Même les Suédois remettent en cause l’État-providence

Les Suédois avaient toujours trouvé normal jusqu’ici de payer des impôts conséquents pour bénéficier de l’un des systèmes de protection sociale les plus élaborés du monde. Mais des changements commencent à se faire sentir, et ils sont de plus en plus nombreux à remettre en cause ce système.

La Suède a accueilli 600 000 immigrants entre 2015 et 2016, un nombre énorme pour un pays de 10 millions d’habitants. Cet afflux de personnes exerce une pression supplémentaire sur le système social du pays, déjà mis à l’épreuve par le vieillissement de la population.

Des services publics de plus en plus restreints

Mais le pays souffre aussi de la vétusté de ses services, et de son incapacité à assurer pleinement les fonctions du service public. La criminalité est en forte hausse, et dans les zones très faiblement peuplées du pays, les permanences policières sont très réduites. Dans les hôpitaux, des maternités ferment, en raison du manque d’effectifs, et les sage-femmes enseignent maintenant aux femmes enceintes à accoucher dans leur voiture. Le nombre de personnes qui attendent plus de 3 mois pour une opération ou un traitement spécialisé a triplé au cours des quatre dernières années. Des plaintes ont également été enregistrées dans le domaine de l’éducation.

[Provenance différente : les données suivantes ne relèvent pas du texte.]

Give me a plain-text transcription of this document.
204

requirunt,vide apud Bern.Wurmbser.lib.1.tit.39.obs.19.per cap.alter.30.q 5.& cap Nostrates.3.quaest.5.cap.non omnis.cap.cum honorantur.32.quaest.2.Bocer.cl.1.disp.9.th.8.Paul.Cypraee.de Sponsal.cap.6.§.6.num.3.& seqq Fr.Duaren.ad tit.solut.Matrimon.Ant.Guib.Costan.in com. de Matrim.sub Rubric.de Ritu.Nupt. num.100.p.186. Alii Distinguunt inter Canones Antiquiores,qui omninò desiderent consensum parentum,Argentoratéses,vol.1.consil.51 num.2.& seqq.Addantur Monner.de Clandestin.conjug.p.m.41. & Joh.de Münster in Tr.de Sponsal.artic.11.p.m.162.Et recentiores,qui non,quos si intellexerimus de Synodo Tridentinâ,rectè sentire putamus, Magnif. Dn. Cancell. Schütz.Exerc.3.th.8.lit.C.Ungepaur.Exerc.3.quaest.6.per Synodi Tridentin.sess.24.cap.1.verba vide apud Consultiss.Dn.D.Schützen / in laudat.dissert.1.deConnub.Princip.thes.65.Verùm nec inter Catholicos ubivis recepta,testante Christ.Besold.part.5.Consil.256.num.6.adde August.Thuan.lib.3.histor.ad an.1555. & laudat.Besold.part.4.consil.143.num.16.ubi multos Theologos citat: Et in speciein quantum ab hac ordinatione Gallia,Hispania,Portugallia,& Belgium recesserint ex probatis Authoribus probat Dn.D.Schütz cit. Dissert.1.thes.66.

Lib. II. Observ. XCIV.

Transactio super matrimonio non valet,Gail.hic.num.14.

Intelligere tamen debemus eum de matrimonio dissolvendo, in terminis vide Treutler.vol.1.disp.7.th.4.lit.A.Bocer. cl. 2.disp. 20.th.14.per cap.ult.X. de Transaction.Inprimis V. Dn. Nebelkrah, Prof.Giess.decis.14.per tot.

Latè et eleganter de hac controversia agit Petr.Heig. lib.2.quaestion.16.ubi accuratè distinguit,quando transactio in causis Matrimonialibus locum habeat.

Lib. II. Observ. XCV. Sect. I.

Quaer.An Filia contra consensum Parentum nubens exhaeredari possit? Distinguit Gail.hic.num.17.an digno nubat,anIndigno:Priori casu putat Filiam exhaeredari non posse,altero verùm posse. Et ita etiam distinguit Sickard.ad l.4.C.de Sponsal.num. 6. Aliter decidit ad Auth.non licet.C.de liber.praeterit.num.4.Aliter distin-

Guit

De plus en plus de Suédois estiment qu’ils n’en ont pas pour leur argent

“Le contrat social suédois doit être réformé”, ont écrit une douzaine de chefs d’entreprises, dont Bjorn Wahlroos, président de Nordea Bank AB, et Peje Emilsson, fondateur de Kreab, dans un billet d’opinion publié le 31 mai dans le journal Dagens Industri. Malgré les impôts élevés, la politique n’assure plus sa part du contrat dans des domaines importants. Le rapport qualité-prix n’est pas bon”.

Même si la plupart des Suédois sont satisfaits de ce qu’ils obtiennent pour leurs impôts, un sondage réalisé par Demoskop publié en février montre que la proportion des mécontents est passée de 27 % en 2014 à 45 %.

Ils sont aussi de plus en plus nombreux à juger qu’en dépit des hausses d’impôts sur les dernières années, le système social du pays se dégrade. “Le problème de l’immigration est que notre État-providence n’est pas assez dimensionné pour cela. Bien sûr, qu’il faut aider les gens, et nous avons une bonne situation, ici en Suède, mais nous ne pouvons pas gérer un nombre illimité de personnes”, affirme Carl-Fredrik Bothen, un père de famille de la capitale Stockholm.

L’émergence des partis populistes

La Grande-Bretagne, ou le Royaume-Uni, fournissent autant d’exemples éclairant de ce qui se produit lorsque les dirigeants ne tiennent pas compte de la colère populaire vis à vis de l’immigration, et de l’affaiblissement des services publics. En Suède, on assiste aussi à l’ascension des partis populistes. Des élections doivent avoir lieu le 9 septembre, et les enquêtes d’opinion témoignent de la popularité toujours grandissante des Démocrates de Suède, un parti d’extrême droite aux racines néo-nazies. Certains sondages les créditent même de plus de 25 % d’opinions favorables, un taux supérieur à celui des sociaux démocrates au pouvoir depuis 2014.

Pourtant, le pays a des finances saines, et la croissance du pays a été de 3,3% sur une base annuelle au premier trimestre, l’un des rythmes les plus soutenus d’Europe de l’Ouest. Depuis son arrivée au pouvoir, le gouvernement a remis en cause des réductions d’impôts qui avaient été accordées par son prédécesseur, et a pu présenter un budget de l’État excédentaire. La charge fiscale totale en Suède se montait à 44,1 % du PIB en 2016, contre 42,6 % en 2014. C’est le cinquième niveau le plus élevé parmi les 35 pays de l’OCDE.

Fredrik Olovsson, dirigeant social-démocrate et président du comité des finances du Parlement,  à Stockholm, ne croit pourtant pas que le niveau des impôts pose problème : “Je ne crois pas que le niveau des impôts que nous avons aujourd’hui soit le plus élevé que nous puissions avoir”.